A campaign running under the theme “Datang Dari Hati” (“From the Heart”) was launched in Jakarta last week to encourage people to give more. The campaign consists of a series of activities involving celebrities, donors and people who are interested in helping society during the holy month.
And as part of Festival Kampung Bersih (Clean Kampung Festival), Dompet Dhuafa will visit marginalized communities in the country, including Kampung Idiot and Kampung Apung.
Kampung Idiot is an unfortunate nickname for a group of villages in Ponorogo, East Java, where most of the inhabitants suffer from mental deficiencies due to malnutrition, while Kampung Apung refers to a slum area in Kapuk, West Jakarta, where people live in elevated shacks because the slum has been flooded since 1987.
“We want to encourage people in the cities to be more sensitive and alleviate the suffering of the people in these kampungs,” Yayan said.
Festival Kampung Bersih will see Dompet Dhuafa and volunteers help clean up the kampungs, build sanitation facilities and give donations.
Another of Dompet Dhuafa’s Ramadan programs is pasar berkah , or blessed market, which involves setting up markets in 12 impoverished areas around Jakarta, Semarang, Surabaya and Serang, Banten, to sell discounted staple foods such as rice, eggs and sugar.
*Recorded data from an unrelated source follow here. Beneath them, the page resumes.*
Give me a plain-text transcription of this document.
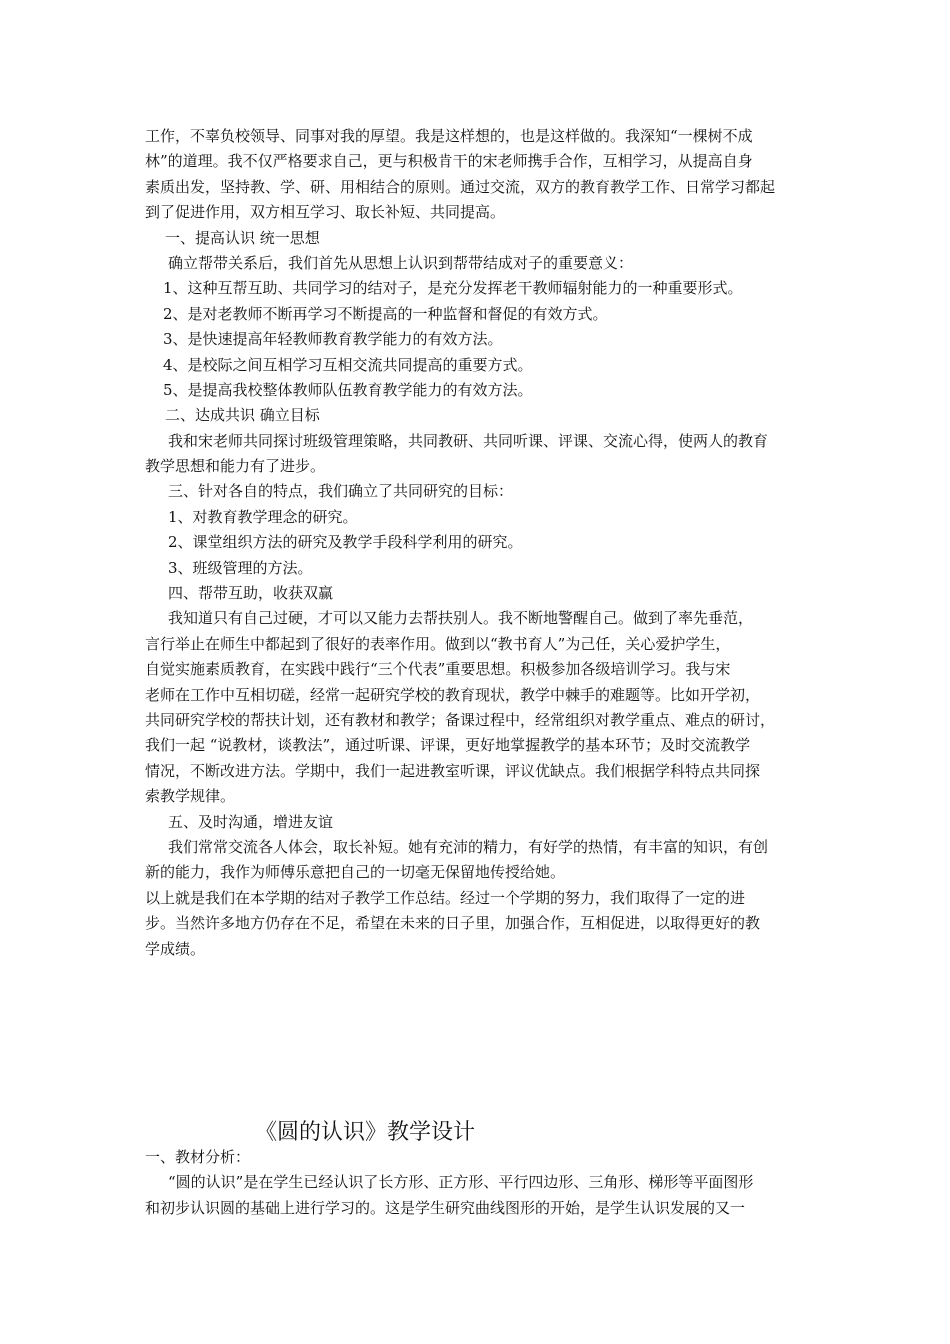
工作，不辜负校领导、同事对我的厚望。我是这样想的，也是这样做的。我深知“一棵树不成
林”的道理。我不仅严格要求自己，更与积极肯干的宋老师携手合作，互相学习，从提高自身
素质出发，坚持教、学、研、用相结合的原则。通过交流，双方的教育教学工作、日常学习都起
到了促进作用，双方相互学习、取长补短、共同提高。
一、提高认识 统一思想
确立帮带关系后，我们首先从思想上认识到帮带结成对子的重要意义：
1、这种互帮互助、共同学习的结对子，是充分发挥老干教师辐射能力的一种重要形式。
2、是对老教师不断再学习不断提高的一种监督和督促的有效方式。
3、是快速提高年轻教师教育教学能力的有效方法。
4、是校际之间互相学习互相交流共同提高的重要方式。
5、是提高我校整体教师队伍教育教学能力的有效方法。
二、达成共识 确立目标
我和宋老师共同探讨班级管理策略，共同教研、共同听课、评课、交流心得，使两人的教育
教学思想和能力有了进步。
三、针对各自的特点，我们确立了共同研究的目标：
1、对教育教学理念的研究。
2、课堂组织方法的研究及教学手段科学利用的研究。
3、班级管理的方法。
四、帮带互助，收获双赢
我知道只有自己过硬，才可以又能力去帮扶别人。我不断地警醒自己。做到了率先垂范，
言行举止在师生中都起到了很好的表率作用。做到以“教书育人”为己任，关心爱护学生，
自觉实施素质教育，在实践中践行“三个代表”重要思想。积极参加各级培训学习。我与宋
老师在工作中互相切磋，经常一起研究学校的教育现状，教学中棘手的难题等。比如开学初，
共同研究学校的帮扶计划，还有教材和教学；备课过程中，经常组织对教学重点、难点的研讨，
我们一起 “说教材，谈教法”，通过听课、评课，更好地掌握教学的基本环节；及时交流教学
情况，不断改进方法。学期中，我们一起进教室听课，评议优缺点。我们根据学科特点共同探
索教学规律。
五、及时沟通，增进友谊
我们常常交流各人体会，取长补短。她有充沛的精力，有好学的热情，有丰富的知识，有创
新的能力，我作为师傅乐意把自己的一切毫无保留地传授给她。
以上就是我们在本学期的结对子教学工作总结。经过一个学期的努力，我们取得了一定的进
步。当然许多地方仍存在不足，希望在未来的日子里，加强合作，互相促进，以取得更好的教
学成绩。
《圆的认识》教学设计
一、教材分析：
“圆的认识”是在学生已经认识了长方形、正方形、平行四边形、三角形、梯形等平面图形
和初步认识圆的基础上进行学习的。这是学生研究曲线图形的开始，是学生认识发展的又一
“During Ramadan, the prices of primary food supplies normally go up,” Yayan said. “So, we subsidize the cost of these food supplies and allow poor people to buy them at a fraction of their normal prices.”
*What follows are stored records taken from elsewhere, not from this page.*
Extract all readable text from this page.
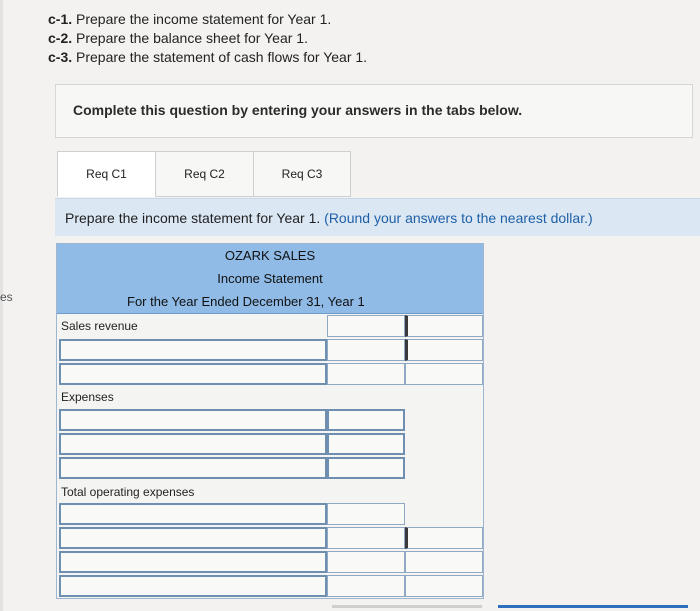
es
c-1. Prepare the income statement for Year 1.
c-2. Prepare the balance sheet for Year 1.
c-3. Prepare the statement of cash flows for Year 1.
Complete this question by entering your answers in the tabs below.
Req C1	Req C2	Req C3
Prepare the income statement for Year 1. (Round your answers to the nearest dollar.)
OZARK SALES
Income Statement
For the Year Ended December 31, Year 1
Sales revenue
Expenses
Total operating expenses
To facilitate donations, Dompet Dhuafa has established more than 60 zakat counters in shopping malls and office buildings.
Dompet Dhuafa collaborates with Hypermart, Matahari Department Store, Alfamart, Pongs Home Center and The Body Shop so that shoppers can pay their zakat through their cashiers.
Zakat can also be paid through mobile phones. Dompet Dhuafa is working with XL and Indosat to receive zakat via text message. “We make it very easy for people to donate,” Yayan said.
With all the different programs and facilities designed to facilitate zakat, Yayan is confident the group’s Rp 70 billion target can be achieved.
But, where does all the money go?
“We believe health and education are the two main things that can alleviate poverty in Indonesia,” said Ismail A. Said, president director of Dompet Dhuafa. “When Indonesian people are healthy and well-educated, they can work and create jobs for others.”
Currently, Dompet Dhuafa operates 39 free clinics for needy people all across the country.
On July 4, it established its first hospital, Rumah Sehat Terpadu Zona Madina (Integrated Healthy House). The hospital, which was built on a 7,803-square-meter plot in Bogor, has intensive care, surgery, dental and neonatal units. The hospital offers services to disadvantaged people free of charge.
Dompet Dhuafa also runs the Smart Ekselensia Indonesia high school in Bogor. Smart Ekselensia is a boarding school for bright students from impoverished communities across the country.
“By providing more opportunities to gifted children, we hope that they will excel at their studies, get a good job and help to break the vicious cycle of poverty in their families and communities,” Ismail said.
Last year, all of the students from Smart Ekselensia were accepted by top Indonesian state universities.
Dompet Dhuafa also supports several small and medium enterprises through its masyarakat mandiri , or independent communities, programs. One of the beneficiaries is Sopan Purnomo, a martabak seller in Cipinang, East Jakarta.
“Dompet Dhuafa teaches us how to make halal, healthy and good-tasting food,” Sopan said. “It also trains us to teach our colleagues [other food peddlers in Cipinang].”
Sopan is one of the 80 food vendors who belong to the ikhtiar swadaya mitra , or independent partner, cooperative of Cipinang Besar Selatan, which is under Dompet Dhuafa.
“I really hope Dompet Dhuafa can help and empower more people like us throughout Indonesia,” Sopan said.